Another reason you may be causing your audience to nod off is because your sound pattern is “compressed” rather than “extended.” I recently worked with two speaking clients, one with a French accent and another with a Chinese accent. In both cases, I was certainly interested in what they were saying. I wasn’t tired, either. But with both clients, I found myself nodding off after just a few minutes–even though they both sounded very differently. What their speaking styles had in common, though, was a tightly compressed sound pattern.

To see this visually, try out a speech visualization tool, like this one from Learning Fundamentals. In the first image at left, I am saying, “I’m so happy to be here” in a rapid, compressed pattern. Think of it like those vacuum sealers for packing clothes–you can pack more clothes in, but they’re flattened out. In the second image, I’m saying the same phrase, but I’m stretching out my vowels and extending the sound. To avoid inducing sleep, you want your speaking to look like the second image, not the first.

It’s not about just speaking more slowly or rapidly, or changing your volume, though. When you stretch out your vowels, your sound pattern becomes more broadband and less monotone.


Finally, your presentation might be boring your listeners to tears–or lulling them to sleep–because it doesn’t tell a story. You might’ve done lots of homework and have loads of great data points to share, but if you don’t frame your message as a narrative, you’re not going to engage your audience.
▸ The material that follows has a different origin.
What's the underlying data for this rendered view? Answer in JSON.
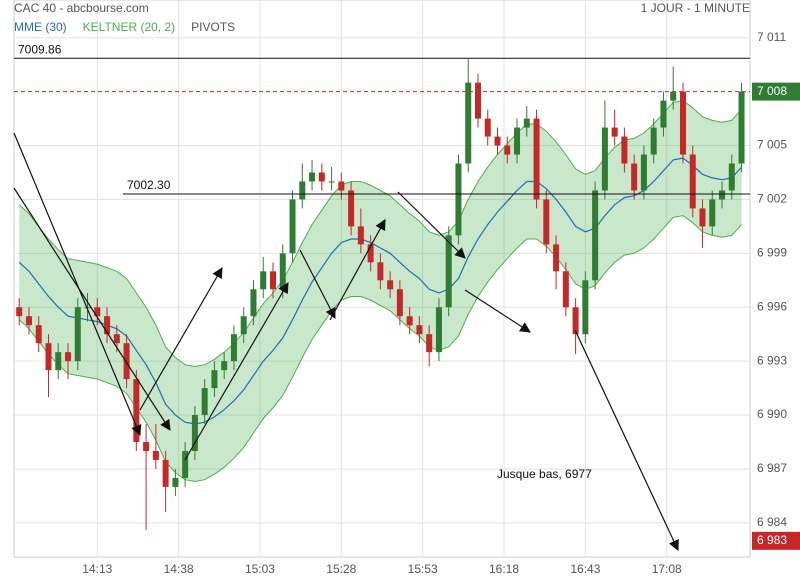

I recently worked with a client who was preparing for an investor-relations presentation. He created a deck with 18 slides, each one bearing a chart and three bullet points. Plodding through those slides would put even the most dedicated analyst to sleep. Instead, I coached him on how he could turn all those metrics into a compelling story. If you’re able to tell a story that connects your key points in a meaningful way, you’re much less likely to lose your audience to an obvious snooze.

Of course, you can’t stop everyone from tuning out during your talk–it’s not your fault if somebody pulled an all-nighter. But if you plan to avoid these potential pitfalls, you’ll be sure to see more heads nod in agreement than nod off.